In Saturday’s loss to the Calgary Flames, Hughes surpassed Dennis Kearns’ 1977 record of 55 assists in a season by a Vancouver blue-liner.

Boudreau said in January that Hughes was the best he has ever coached at his position, although the Canucks’ boss was a little more measured earlier this month when he reiterated that the agile defenceman is as good as any passer he has coached.

But Hughes was minus-24 last year during the pandemic season, and that old-school statistic scalded the new-age player who vowed to be better defensively this season. He told Sportsnet in November that he wouldn’t care if had zero points, as long as he didn’t get scored on.

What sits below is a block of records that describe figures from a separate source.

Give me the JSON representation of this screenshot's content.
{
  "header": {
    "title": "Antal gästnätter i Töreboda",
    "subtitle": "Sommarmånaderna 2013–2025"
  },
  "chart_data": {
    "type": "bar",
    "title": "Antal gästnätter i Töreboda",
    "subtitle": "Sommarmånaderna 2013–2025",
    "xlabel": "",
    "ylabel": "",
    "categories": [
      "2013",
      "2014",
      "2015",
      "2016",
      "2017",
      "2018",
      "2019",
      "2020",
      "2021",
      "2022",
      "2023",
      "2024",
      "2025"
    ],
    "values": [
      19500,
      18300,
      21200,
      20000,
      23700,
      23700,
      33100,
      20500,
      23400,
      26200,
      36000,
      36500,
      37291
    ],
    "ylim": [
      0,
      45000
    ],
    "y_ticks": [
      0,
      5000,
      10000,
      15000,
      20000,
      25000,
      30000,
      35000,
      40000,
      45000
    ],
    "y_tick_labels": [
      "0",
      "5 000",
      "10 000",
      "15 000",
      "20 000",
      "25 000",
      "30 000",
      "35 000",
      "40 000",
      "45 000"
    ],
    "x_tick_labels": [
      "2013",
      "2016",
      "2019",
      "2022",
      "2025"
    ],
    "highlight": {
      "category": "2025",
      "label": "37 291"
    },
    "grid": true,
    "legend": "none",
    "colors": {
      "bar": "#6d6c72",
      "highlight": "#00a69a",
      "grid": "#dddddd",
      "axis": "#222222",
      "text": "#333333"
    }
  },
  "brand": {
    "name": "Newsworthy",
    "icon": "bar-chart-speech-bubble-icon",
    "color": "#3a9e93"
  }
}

He is plus-eight this year, and a lot of more advanced statistics validate the uptick in Hughes’ two-way game. Hughes’ goals-against-per-60-minutes has shrunk to 2.18 this season at five-on-five -- more than a puck better than his 3.27 mark last year.

Hughes also has a bigger role, killing penalties and defending leads.

“It sounds crazy, but I think I'm more satisfied about the plus/minus and my overall game than I am the points, honest to God,” he said. “The points are nice, but it was just such a hard year last year . . . being dash-24 -- and I took it personal. So this year, that's what I'm most happy about, to be honest.”

Hughes said players became aware after the first period that Dallas, which needed to lose in regulation for the Canucks to stay in the playoff race, had forced its game against Vegas into overtime.

About the only Canuck who was unaware was goalie Spencer Martin, called up from the minors to replace injured starter Thatcher Demko. Boudreau said after the morning skate that Demko has an “ouch” and that he is out day-to-day.

But the final three days of Vancouver’s season may belong to Martin, who was the organization’s fifth-string goalie when he joined the Canucks last summer. The 26-year-old played his way into the starter’s role in the American Hockey League with Abbotsford, and earlier this month signed a two-year, one-way contract with the Canucks. He is expected to be Demko’s backup next season.

“My goal is to be full-time (in the NHL) and obviously I'm not full-time right now,” Martin said after making 30 saves, a pile of them during Seattle’s eight power plays. “So just every chance that I get to play or practise with these guys, I'm trying to show that I can hang around and help them next year and going forward. I'm not taking anything for granted.”

After this season, none of the Canucks can afford to do that.